Yukarıdaki satırlar işsiz bir işçinin ruh dünyasının nasıl da karartılıp yalnızlığa itildiğinin bir göstergesidir. Bugün de yaşadığımız topraklarda işsizlik kâbusu can yakıcı bir sorun olmaya devam ediyor. Türkiye İstatistik Kurumunun (TÜİK) Ekim 2020 dönemi için açıkladığı işsizlik verilerine göre 15 yaş ve üzeri olanları kapsayan dar tanımlı işsizlik verileri yüzde 12,7’dir. Bir taraftan açıklanan resmi rakamlara göre istihdam edilen işçi sayısı azalırken öte taraftan nasıl oluyor da işsizlik rakamlarında geçmiş yılın aynı dönemine göre bir düşüş gerçekleşiyor? Pandemi bahanesiyle ekonomik krizin faturası biz işçilere kesiliyor. Hizmet sektöründe çalışan, banka, kafe, yeme, içme, eğlence mekânları gibi birçok sektörde işçiler hiçbir hazırlıkları olmadan kapı dışarı koyuldular. Bunun olmadığı kimi yerlerde ise işveren tarafından ücretsiz izne çıkarıldılar. Buna rağmen TÜİK gibi devlet kurumları işsizlik ve istihdam sayılarına takla attırıyorlar. Bu kurumların yayınladıkları raporlar kesinlikle doğruları yansıtmıyor. DİSK-AR, TÜİK verilerini temel alarak hesaba katılmayan kısımlarını da ekleyerek yaptığı geniş tanımlı yani gerçek işsizlik oranı Ekim 2020 için yüzde 27 seviyesine ulaşmış olduğunu açıkladı. Bu rapora göre gerçek işsiz sayısı 10 milyonun üzerindedir.

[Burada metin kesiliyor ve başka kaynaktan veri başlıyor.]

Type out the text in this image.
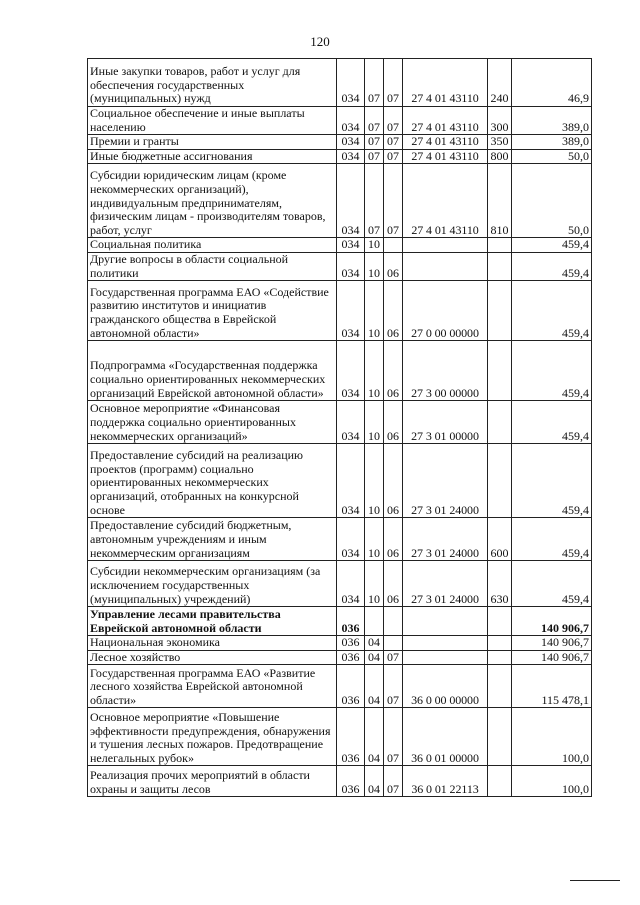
120
Иные закупки товаров, работ и услуг для обеспечения государственных (муниципальных) нужд	034	07	07	27 4 01 43110	240	46,9
Социальное обеспечение и иные выплаты населению	034	07	07	27 4 01 43110	300	389,0
Премии и гранты	034	07	07	27 4 01 43110	350	389,0
Иные бюджетные ассигнования	034	07	07	27 4 01 43110	800	50,0
Субсидии юридическим лицам (кроме некоммерческих организаций), индивидуальным предпринимателям, физическим лицам - производителям товаров, работ, услуг	034	07	07	27 4 01 43110	810	50,0
Социальная политика	034	10				459,4
Другие вопросы в области социальной политики	034	10	06			459,4
Государственная программа ЕАО «Содействие развитию институтов и инициатив гражданского общества в Еврейской автономной области»	034	10	06	27 0 00 00000		459,4
Подпрограмма «Государственная поддержка социально ориентированных некоммерческих организаций Еврейской автономной области»	034	10	06	27 3 00 00000		459,4
Основное мероприятие «Финансовая поддержка социально ориентированных некоммерческих организаций»	034	10	06	27 3 01 00000		459,4
Предоставление субсидий на реализацию проектов (программ) социально ориентированных некоммерческих организаций, отобранных на конкурсной основе	034	10	06	27 3 01 24000		459,4
Предоставление субсидий бюджетным, автономным учреждениям и иным некоммерческим организациям	034	10	06	27 3 01 24000	600	459,4
Субсидии некоммерческим организациям (за исключением государственных (муниципальных) учреждений)	034	10	06	27 3 01 24000	630	459,4
Управление лесами правительства Еврейской автономной области	036					140 906,7
Национальная экономика	036	04				140 906,7
Лесное хозяйство	036	04	07			140 906,7
Государственная программа ЕАО «Развитие лесного хозяйства Еврейской автономной области»	036	04	07	36 0 00 00000		115 478,1
Основное мероприятие «Повышение эффективности предупреждения, обнаружения и тушения лесных пожаров. Предотвращение нелегальных рубок»	036	04	07	36 0 01 00000		100,0
Реализация прочих мероприятий в области охраны и защиты лесов	036	04	07	36 0 01 22113		100,0
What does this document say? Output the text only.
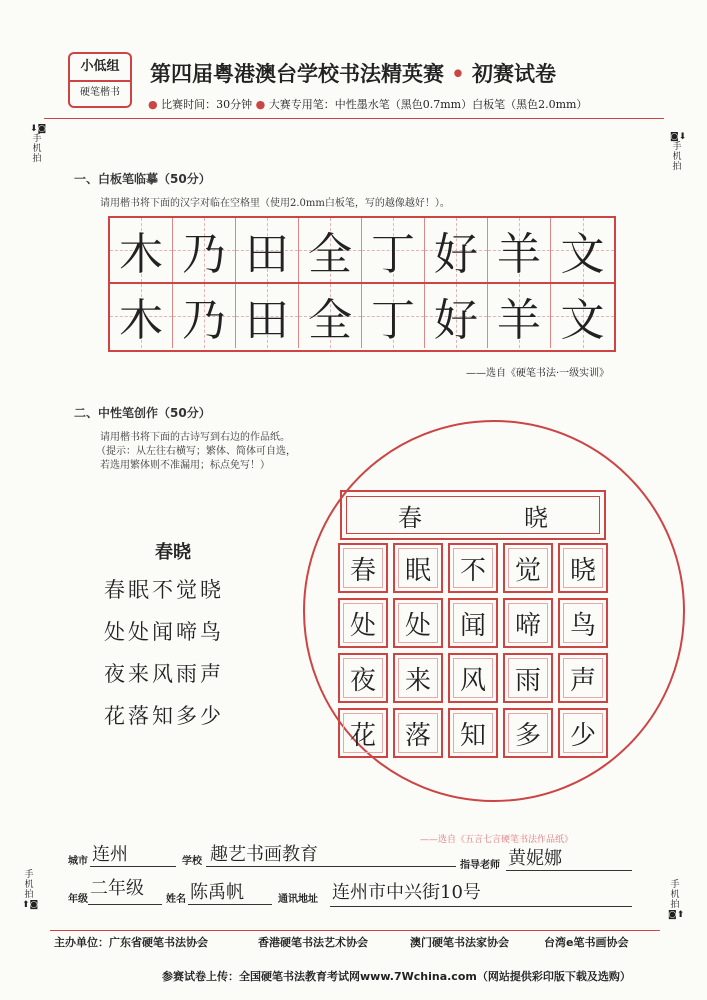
小低组
硬笔楷书
第四届粤港澳台学校书法精英赛 • 初赛试卷
● 比赛时间：30分钟 ● 大赛专用笔：中性墨水笔（黑色0.7mm）白板笔（黑色2.0mm）
⬇◙
手机拍
◙⬇
手机拍
一、白板笔临摹（50分）
请用楷书将下面的汉字对临在空格里（使用2.0mm白板笔，写的越像越好！）。
木 乃 田 全 丁 好 羊 文
木 乃 田 全 丁 好 羊 文
——选自《硬笔书法·一级实训》
二、中性笔创作（50分）
请用楷书将下面的古诗写到右边的作品纸。
（提示：从左往右横写；繁体、简体可自选，
若选用繁体则不准漏用；标点免写！）
春晓
春眠不觉晓
处处闻啼鸟
夜来风雨声
花落知多少
春	晓
春 眠 不 觉 晓
处 处 闻 啼 鸟
夜 来 风 雨 声
花 落 知 多 少
——选自《五言七言硬笔书法作品纸》
城市 连州	学校 趣艺书画教育
指导老师 黄妮娜
年级
二年级
姓名 陈禹帆	通讯地址 连州市中兴街10号
手机拍
⬆◙
手机拍
◙⬆
主办单位：广东省硬笔书法协会	香港硬笔书法艺术协会	澳门硬笔书法家协会	台湾e笔书画协会
参赛试卷上传：全国硬笔书法教育考试网www.7Wchina.com（网站提供彩印版下载及选购）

Her gün işsizlik kırbacının can yakıcı etkisiyle boğuşan milyonlarca insan umutsuzluğa, yalnızlığa, tükenmişliğe doğru itiliyor. Ailesinin ve kendisinin en temel ihtiyaçlarını dahi karşılayamayan emekçiler derin psikolojik sorunlarla boğuşuyor. TÜİK’in rakamlara takla attırılarak yayımladığı raporların birçoğunun bile gizleyemediği acı ve kahredici bir gerçek var. O da çok sayıda insanın geçim sıkıntısı yüzünden yaşamına son verdiğidir. Ekonomik kriz derinleşirken patronların işçilere kestiği fatura gittikçe ağırlaşıyor. İşsiz kalanlarımız ekonomik ve sosyal anlamda izole oluyorlar ve yalnızlaşıyorlar. İçinde bulunduğu durum emekçilerin yoğun bir çöküntüye girmesine yol açıyor. İstanbul Üniversitesi gibi Türkiye’nin en iyi üniversitelerinden birinde okuyan Sibel Ünli’nin sosyal medya hesabından “yemekhane kartımda para kalmamış, sadece bir liram var” paylaşımında bulunup intihar etmesi gibi olaylar bunlardan sadece biridir. İşsiz bir emekçi olan Adem Yarıcı’nın, “çocuklarım aç, iş istiyorum, anlıyor musunuz?” diyerek Hatay Valiliği önünde kendini yakması bir başka örnektir. Meclis önünde başka bir emekçinin “açım, çocuklarım aç!” diyerek intihar girişiminde bulunması gibi olaylar ne yazık ki her geçen gün artmaya devam ediyor. Çocuğuna okul pantolunu bile alamayan babaların, evinde aşı pişmeyen annelerin feryatları bir çığ gibi büyümeye devam ediyor.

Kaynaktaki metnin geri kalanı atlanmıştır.